Rua de São Nicolau, 13. Verifiquei no Google Maps a localização precisa e meti os pés ao caminho e cheguei ao meu destino: Home Lisbon Hostel. Era naquele espaço que a minha entrevistada, Isabel Mesquita, mais conhecida como Mamma Isabel (pronunciar com sotaque italiano, por favor), cozinhava, de segunda a sexta, umas belas e bem portuguesas refeições aos hóspedes do hostel que os seus filhos, Bernardo e André, gerem desde 2006. Esses jantares, partilhados por convivas dos quatro cantos do mundo, ficaram famosos, trouxeram prémios internacionais (Best Hostel in the World de 2013 a 2017) e atraíram ainda mais jovens e menos jovens, solitários, grupos e famílias. Foi esse espírito de partilha que viemos conhecer.
Boas recordações
Ao subir pelas escadas de madeira em caracol, deparei-me com o luminoso ‘The Only Way is Up’ e não só segui as indicações como o aroma a canela e maçã.
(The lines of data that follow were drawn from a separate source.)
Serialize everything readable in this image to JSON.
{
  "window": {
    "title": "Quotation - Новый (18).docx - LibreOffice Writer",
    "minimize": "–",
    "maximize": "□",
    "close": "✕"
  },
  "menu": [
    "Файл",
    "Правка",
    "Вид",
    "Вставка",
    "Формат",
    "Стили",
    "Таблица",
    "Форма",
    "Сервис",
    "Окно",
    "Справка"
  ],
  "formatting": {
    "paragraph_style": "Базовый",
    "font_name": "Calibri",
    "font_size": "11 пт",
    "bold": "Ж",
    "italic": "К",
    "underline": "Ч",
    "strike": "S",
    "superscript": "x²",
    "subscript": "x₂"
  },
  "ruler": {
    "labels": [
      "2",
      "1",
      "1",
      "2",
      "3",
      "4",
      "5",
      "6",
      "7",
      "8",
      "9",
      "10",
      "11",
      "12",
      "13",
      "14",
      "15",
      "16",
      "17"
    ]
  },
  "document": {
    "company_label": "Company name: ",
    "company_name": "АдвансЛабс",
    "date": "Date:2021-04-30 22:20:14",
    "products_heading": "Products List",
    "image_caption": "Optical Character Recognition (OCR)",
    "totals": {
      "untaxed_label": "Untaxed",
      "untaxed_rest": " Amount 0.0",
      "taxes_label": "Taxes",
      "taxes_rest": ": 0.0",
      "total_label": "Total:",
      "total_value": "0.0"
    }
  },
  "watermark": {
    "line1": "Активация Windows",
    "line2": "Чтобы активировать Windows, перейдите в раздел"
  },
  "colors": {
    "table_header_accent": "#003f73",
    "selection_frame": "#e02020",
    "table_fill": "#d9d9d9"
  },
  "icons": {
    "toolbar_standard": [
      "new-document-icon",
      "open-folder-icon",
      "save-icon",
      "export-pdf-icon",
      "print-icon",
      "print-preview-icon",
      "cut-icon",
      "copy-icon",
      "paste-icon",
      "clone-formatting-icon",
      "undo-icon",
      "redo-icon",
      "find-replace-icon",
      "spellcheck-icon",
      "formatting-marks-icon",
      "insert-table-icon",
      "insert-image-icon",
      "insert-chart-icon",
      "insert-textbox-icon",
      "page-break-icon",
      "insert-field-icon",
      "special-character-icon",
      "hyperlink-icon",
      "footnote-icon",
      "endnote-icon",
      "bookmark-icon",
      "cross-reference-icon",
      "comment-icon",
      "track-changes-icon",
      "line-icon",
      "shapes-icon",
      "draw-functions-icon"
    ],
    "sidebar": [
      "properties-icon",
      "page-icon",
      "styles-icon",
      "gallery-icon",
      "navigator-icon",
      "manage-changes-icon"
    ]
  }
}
Assim que abri a porta do Hostel, fui inundada de recordações de outros tempos. A música ambiente, o som do riso e das conversas em inglês de pessoas que acabaram de se conhecer, o movimento frenético de quem está de partida, mas também dos que chegam com as malas de viagem, os beijos de despedida, os ‘hello, welcome, where are you from?”. Reconheci imediatamente toda aquela alegria, sede de aventura e descoberta, porque há muitos anos também fiz dos hostels a minha casa temporária nas viagens com dinheiro contado. Nunca me hei de esquecer dos pequenos almoços fartos do hostel em Munique, nunca tinha visto tanta variedade de pão, queijos e charcutaria na minha vida; ou da escassez do hostel em Zagreb (naquela altura, ainda existia uma Jugoslávia e estávamos em vésperas de uma guerra civil sangrenta); ou da alegria das conversas no hostel de Florença. No entanto, em nenhum deles havia uma Mamma que nos fazia o jantar, nem mesmo em Itália.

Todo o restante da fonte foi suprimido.